Rest in Peace, Mr. Grand Ole Opry
Today is a sad day in the world of country music, and in the hearts of many fans. Another legend passed away on Sunday night, Mr. Porter Wagoner. Country will never be the same.
As countless tributes and memorials will be forthcoming over the next week, and as many already have, I’m going to take a different path with mine. I loved the music Porter gave us, and I can’t count the smiles he out on my face sitting in the audience at the Opry. His legacy stands for itself, and will forever. I’m going to take this a different route, one that I think he’d approve of, though he’d never have said this himself.
I’m tired. I’m embarrassed. And I’m ashamed. We should all be. Again, we got too busy, too driven by success, and we forgot. We forgot about Porter, the same way we forgot about Johnny, the same way we forgot about Buck. Porter Wagoner was an institution in country music. Recently, his 50 years as a cast member of the Grand Ole Opry was celebrated. He released his final album, Wagonmaster, and what I believe will be his enduring single, Comitted to Parkview. And we hardly noticed. If CMT and country radio is your connection to country music, then you probably didn’t notice at all. Save the sites that have vision and roots, the coverage was minimal. Same for Buck and Johnny. Same for Waylon. Tammy. I could go on and on. We concentrate on the here and now so much, that we forget we have a past. A past filled with icons, without whom we would not be where we are today.
Then, after we’ve barely even spoken their name in years, one of these icons of a day gone by passes on to the Big Stage in the Sky. And you’d think it had all been different. We cry, we have television specials, we have tributes, and make a production of it all. We even go to the awards shows, and hold them in memorial for all to see. When was the last time we even thought of them before that moment. No doubt they will honor Porter at this years CMA’s. When was the last time you saw or even heard mention of him on a CMA show as a relevant artist? Years and years. They’ve been forgotten, til now.
Sure, we bring out one or two of the Old School each year, and induct them into the Hall of Fame. We do it in such a manner as to say, “Good job, old fella. You’re done. Here’s your spot in the Circle, and we love you. Now go back to retirement and we’ll move on. We’ve got a few million more albums to sell.”
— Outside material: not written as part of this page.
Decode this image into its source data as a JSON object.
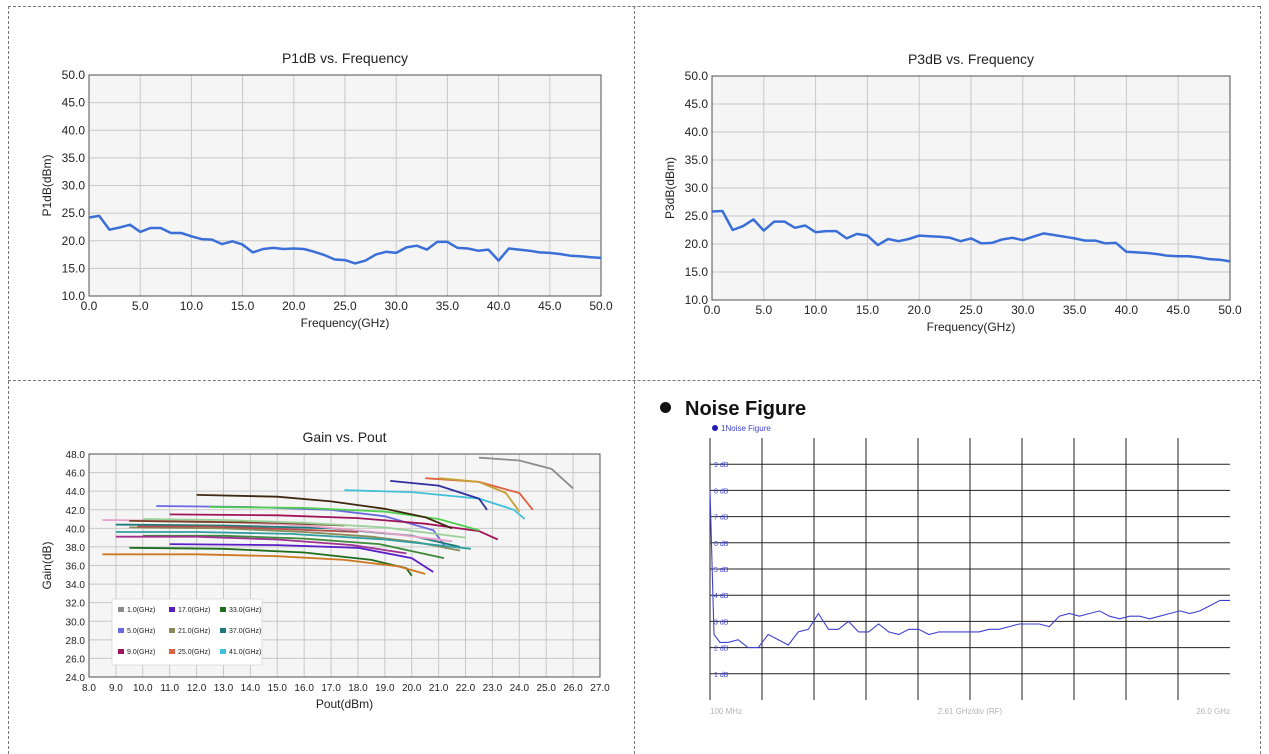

Remember all the way back to 1980, when Johnny Cash was inducted into the Hall? He said, in his acceptance speech, after an humble thanks, that he wasn’t done. He said watch out, I’m just gettin’ started. But the country music establishment saw to otherwise. He was done in commercial country. Forgotten for the better part of two decades. Only after the American Recordings projects got too big to ignore, and he passed, did the establishment change its tune. The honors and accolades then fell from the rafters, from the very people who turned him to the streets. And where was the apology, where was the change of how we do business to assure we never make the same mistake again? Curiously absent.
This madness has to stop. I hated to write such an article while mourning the death of Porter. I’d like to just sit and listen to his great catalog and have a good cry. But I’ve done that too many times before. We have to stop ourselves right now, while the pain is fresh, the void too big to overlook, and make some changes. There’s still a few of the Old Dogs left. The Hag, Willie, Ray Price, Billy Joe Shaver, George Jones, Loretta Lynn, Jerry Lee, Charlie Pride, Little Jimmy, Bill Anderson – just to name a few. Will we do the same to them? God, I hope not.
Here’s my challenge to you. Do something to make a difference. Anything. Just don’t allow this to happen again. What am I suggesting? Many things. First, educate yourself. Take the time to do your homework. Never again call yourself a country fan if you think it all started with Garth. For you, it may well have. But that’s just not good enough. Do your homework. Trace it all back to its roots. And enjoy the ride, as I know you will. Then take some sort of action. Go to the Hall the next time your in Music City, and spend the day. See it for yourself. Go to the Opry. Buy the old albums, and then buy the new ones that the old artists put out. You just may find yourself hooked. Call your radio station. Tell ’em to ease off the pop they keep playing and put something real on. When the CMT awards come around, to hell with what they want you to vote for, write one in, and make a statement. Give the old hands a fair shake. They know how it’s supposed to be done, and they still do it oh, so well.
Now, see, just like Porter, they aren’t gonna ask you for this. They have too much dignity to do that. And they shouldn’t have to. That’s what I’m here for. A wake up call, and a call to arms, all in one. You want to honor Porter, and his memory? The take a stand. Refuse, along with me, to allow this to ever happen again. No greater compliment could be paid. And, along the way, stop and ask yourself, as you write a tribute of your own, to look at yourself. When was the last time you popped a Porter album in and gave it a listen? If you don’t wanna answer that question, you’re a part of the problem. Be a part of the solution.
I’ll close with the chorus of a Dale Watson song, Legends (What If), from his Live in London cd. I believe that Dale, as he so often does, says it best…
Each time one slips away,
We say, “Man, they were great.”
Wish I’d went to see them their last show.
Radio may have buried them,
While they’re here let’s cherish them.